Movies and games will never be the same again.

A lot of students are going to be now saying: 'Since taking game art i now appreciate and understand how much goes into special effects in movies and games'.

Well along them lines anyway.

Before coming to uni i only knew so little of what went into the special effects in movies and even how the movie was made. Dvds i had with special features? Never touched them. I refused to see how the movie was made and how they did the special effects because it would spoil this special feeling i had towards the movie. Since we watched the special features in Black hawk down last year, i find myself more intrigued to go through my entire dvd collection and watch the ones with special features. Now i know how the special effects are done, i can't watch a movie without yelling at the tv 'as if i have to be that good', 'that is insane', 'that's gotta take forever to do' and 'check out the textures'.

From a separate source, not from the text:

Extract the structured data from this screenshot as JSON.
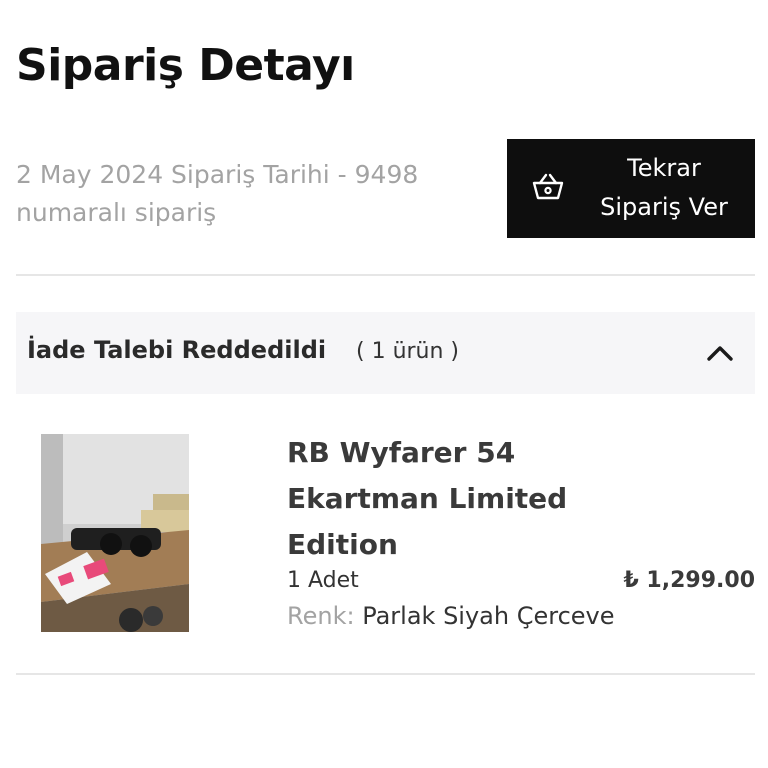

One movie was interesting because you would see most of the special effects since they hadn't been filled in yet. Unfortunately it was a pirate copy but it just showed you how much special effects went in a movie.

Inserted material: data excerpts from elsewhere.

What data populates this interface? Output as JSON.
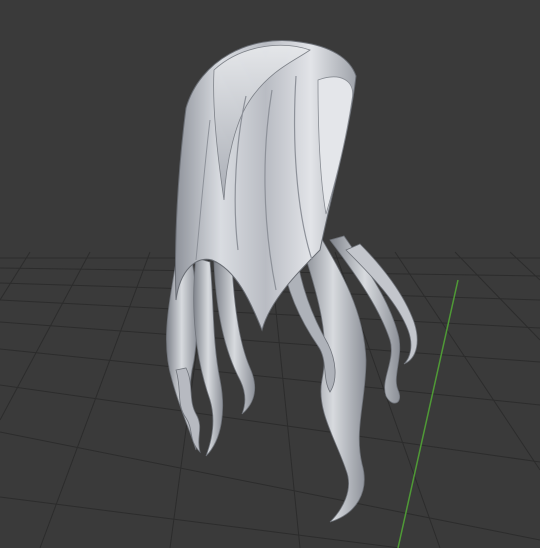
{
  "viewport": {
    "background_color": "#3a3a3a",
    "grid_color": "#2a2a2a",
    "y_axis_color": "#5aa03c",
    "object_name": "hair-mesh",
    "object_color": "#c9ccd2",
    "shading": "solid"
  }
}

Games are completely different. Although i was and still am scared of playing them i now see them in a completely new light. EVERYTHING is pain-staking made. Learning from first hand i found how the characters, environment and odd objects are made. But there is more to it that making and colouring, theres lighting, cameras, rigging, animation, the list is endless. With every game i have played recently i have been looking at repeated textures, which are high and low poly characters and environments.

Some of that may of made sense but to summarise:

I have been looking at movies and games in more depth of how it's made, looking at special features on dvd's, and i don't play games anymore because I'm more interested in repeated textures.